Colin Peacock reports from the BBC about an interview with New Zealand marine scientist Clive Roberts, who searches for new species in the Pacific and says, "We know more about the dark side of the Moon than where we're going. We simply don't know what we'll find."

After a few weeks at sea, he came back with a boat hold full of extraordinary creatures. "It's not quite the Everest of deep-sea discovery, but it's close," he says.

Australian museum curator Mark Norman, who went along for the ride, says, "There are animals we brought up known only from fossils and presumed extinct."

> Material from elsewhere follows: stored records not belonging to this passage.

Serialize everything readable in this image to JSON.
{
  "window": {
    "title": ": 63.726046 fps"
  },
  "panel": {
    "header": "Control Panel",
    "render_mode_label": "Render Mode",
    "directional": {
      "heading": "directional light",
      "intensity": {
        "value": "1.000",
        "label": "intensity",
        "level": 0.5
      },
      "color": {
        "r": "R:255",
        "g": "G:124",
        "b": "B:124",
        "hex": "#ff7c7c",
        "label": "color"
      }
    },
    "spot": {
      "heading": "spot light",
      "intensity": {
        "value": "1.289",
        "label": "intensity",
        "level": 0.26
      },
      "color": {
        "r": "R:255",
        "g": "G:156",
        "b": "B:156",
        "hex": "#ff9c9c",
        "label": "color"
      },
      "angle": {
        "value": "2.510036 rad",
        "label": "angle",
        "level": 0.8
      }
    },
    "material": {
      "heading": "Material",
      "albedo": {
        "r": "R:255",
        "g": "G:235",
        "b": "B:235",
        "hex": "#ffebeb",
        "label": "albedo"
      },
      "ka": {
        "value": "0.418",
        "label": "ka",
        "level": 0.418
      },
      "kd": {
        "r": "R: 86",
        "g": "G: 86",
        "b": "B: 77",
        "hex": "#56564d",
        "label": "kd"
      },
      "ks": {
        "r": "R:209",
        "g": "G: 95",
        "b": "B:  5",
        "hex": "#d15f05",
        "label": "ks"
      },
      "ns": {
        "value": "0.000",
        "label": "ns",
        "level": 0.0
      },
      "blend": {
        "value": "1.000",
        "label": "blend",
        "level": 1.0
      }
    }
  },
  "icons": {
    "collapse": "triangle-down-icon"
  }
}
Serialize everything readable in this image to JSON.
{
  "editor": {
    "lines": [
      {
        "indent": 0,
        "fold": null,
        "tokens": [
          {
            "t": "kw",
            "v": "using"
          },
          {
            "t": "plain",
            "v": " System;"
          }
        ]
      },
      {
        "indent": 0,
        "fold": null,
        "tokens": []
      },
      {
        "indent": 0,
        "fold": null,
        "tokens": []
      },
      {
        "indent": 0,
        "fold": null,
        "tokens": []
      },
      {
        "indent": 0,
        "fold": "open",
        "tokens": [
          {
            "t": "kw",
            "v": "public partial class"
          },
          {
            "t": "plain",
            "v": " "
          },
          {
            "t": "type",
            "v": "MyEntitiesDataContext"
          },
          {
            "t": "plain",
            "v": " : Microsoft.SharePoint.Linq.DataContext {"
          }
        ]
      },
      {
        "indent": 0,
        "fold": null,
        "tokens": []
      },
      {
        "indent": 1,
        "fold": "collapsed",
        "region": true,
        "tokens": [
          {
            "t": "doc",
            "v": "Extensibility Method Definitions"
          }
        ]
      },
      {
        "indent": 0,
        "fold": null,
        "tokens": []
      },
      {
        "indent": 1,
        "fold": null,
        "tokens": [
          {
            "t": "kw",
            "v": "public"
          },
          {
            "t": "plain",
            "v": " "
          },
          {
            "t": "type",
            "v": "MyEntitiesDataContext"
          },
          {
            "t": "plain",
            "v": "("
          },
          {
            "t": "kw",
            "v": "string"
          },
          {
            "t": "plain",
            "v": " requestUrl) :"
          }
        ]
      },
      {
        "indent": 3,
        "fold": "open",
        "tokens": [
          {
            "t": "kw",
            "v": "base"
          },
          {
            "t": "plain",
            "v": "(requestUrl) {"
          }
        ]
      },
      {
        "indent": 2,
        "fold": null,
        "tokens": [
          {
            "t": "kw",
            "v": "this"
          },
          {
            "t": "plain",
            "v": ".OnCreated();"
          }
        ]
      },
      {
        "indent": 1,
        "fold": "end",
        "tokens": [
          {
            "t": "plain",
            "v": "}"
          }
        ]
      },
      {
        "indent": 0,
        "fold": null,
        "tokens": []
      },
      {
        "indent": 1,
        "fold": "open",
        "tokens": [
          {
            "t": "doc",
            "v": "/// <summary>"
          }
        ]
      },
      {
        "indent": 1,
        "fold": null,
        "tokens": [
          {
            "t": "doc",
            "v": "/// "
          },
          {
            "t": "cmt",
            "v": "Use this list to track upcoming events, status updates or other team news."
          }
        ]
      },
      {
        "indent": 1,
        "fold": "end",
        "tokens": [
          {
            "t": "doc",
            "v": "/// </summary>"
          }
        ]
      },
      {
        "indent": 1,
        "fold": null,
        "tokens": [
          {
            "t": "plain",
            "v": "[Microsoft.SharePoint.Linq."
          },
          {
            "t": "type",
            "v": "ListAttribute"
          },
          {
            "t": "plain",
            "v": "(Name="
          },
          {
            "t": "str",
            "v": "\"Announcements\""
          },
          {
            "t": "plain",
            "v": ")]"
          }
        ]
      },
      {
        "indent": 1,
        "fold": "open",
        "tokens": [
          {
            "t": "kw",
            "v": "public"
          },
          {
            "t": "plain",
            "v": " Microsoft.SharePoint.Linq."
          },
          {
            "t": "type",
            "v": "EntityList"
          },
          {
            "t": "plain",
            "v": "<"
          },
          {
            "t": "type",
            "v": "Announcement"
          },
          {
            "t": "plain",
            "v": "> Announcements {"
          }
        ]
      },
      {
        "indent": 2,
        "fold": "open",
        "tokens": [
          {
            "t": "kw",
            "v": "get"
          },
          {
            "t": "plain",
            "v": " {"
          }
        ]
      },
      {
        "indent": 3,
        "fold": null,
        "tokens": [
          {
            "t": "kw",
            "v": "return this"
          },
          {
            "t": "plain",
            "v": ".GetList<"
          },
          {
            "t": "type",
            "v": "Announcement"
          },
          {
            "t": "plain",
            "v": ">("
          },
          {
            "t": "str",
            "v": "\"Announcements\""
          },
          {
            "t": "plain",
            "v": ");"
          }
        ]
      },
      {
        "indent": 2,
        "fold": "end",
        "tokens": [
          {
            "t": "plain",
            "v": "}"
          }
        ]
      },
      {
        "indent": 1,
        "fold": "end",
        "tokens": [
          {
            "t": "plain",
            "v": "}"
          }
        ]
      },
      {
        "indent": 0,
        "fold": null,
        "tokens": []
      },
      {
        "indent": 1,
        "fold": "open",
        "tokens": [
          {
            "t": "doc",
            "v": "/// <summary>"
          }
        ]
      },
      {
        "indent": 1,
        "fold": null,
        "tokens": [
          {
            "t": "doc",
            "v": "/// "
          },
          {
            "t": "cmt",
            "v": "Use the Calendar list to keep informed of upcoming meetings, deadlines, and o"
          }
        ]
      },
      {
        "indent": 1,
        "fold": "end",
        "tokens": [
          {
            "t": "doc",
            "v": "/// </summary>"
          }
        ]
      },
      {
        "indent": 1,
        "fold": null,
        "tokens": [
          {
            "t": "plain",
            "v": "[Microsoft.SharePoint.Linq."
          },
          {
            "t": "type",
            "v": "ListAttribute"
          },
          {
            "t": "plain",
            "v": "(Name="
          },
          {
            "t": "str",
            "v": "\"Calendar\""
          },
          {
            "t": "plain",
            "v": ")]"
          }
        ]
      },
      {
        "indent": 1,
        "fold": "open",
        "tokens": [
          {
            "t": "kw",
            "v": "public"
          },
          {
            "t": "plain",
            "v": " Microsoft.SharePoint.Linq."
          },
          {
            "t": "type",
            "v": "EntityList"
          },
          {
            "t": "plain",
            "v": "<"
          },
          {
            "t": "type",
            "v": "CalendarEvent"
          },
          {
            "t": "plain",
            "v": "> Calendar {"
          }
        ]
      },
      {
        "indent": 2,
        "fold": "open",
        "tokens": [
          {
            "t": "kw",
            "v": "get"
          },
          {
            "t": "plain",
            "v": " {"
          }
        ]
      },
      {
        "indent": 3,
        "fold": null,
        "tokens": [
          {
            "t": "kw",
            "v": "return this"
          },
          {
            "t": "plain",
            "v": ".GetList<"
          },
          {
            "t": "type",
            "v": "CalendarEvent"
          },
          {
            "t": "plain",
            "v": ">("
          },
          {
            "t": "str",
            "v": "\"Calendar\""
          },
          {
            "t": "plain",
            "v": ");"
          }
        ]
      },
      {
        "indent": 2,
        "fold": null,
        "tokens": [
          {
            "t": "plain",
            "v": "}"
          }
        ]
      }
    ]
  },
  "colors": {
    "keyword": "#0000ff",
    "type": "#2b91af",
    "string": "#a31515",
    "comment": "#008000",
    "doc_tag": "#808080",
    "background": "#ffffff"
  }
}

Some of the critters they caught are not only rare, they're incredibly ugly. These include the walking coffin fish, the wonky-eyed squid and the Pacific spookfish. "It's hard to make a living down there," Norman says. "Some animals are just a mouth and a soggy stomach." They found sea spiders almost 2 feet long, and he says, "They can't fit all their organs in the body. They have hollow legs full of guts and ovaries?"

"If you came from another planet and asked to see the most common habitat, you'd be shown the deep sea," says Norman. "Two thirds of the world is ocean. We are the weird ones in many ways."

We don't even know what's living here on our Earth?how can we know what's out in space?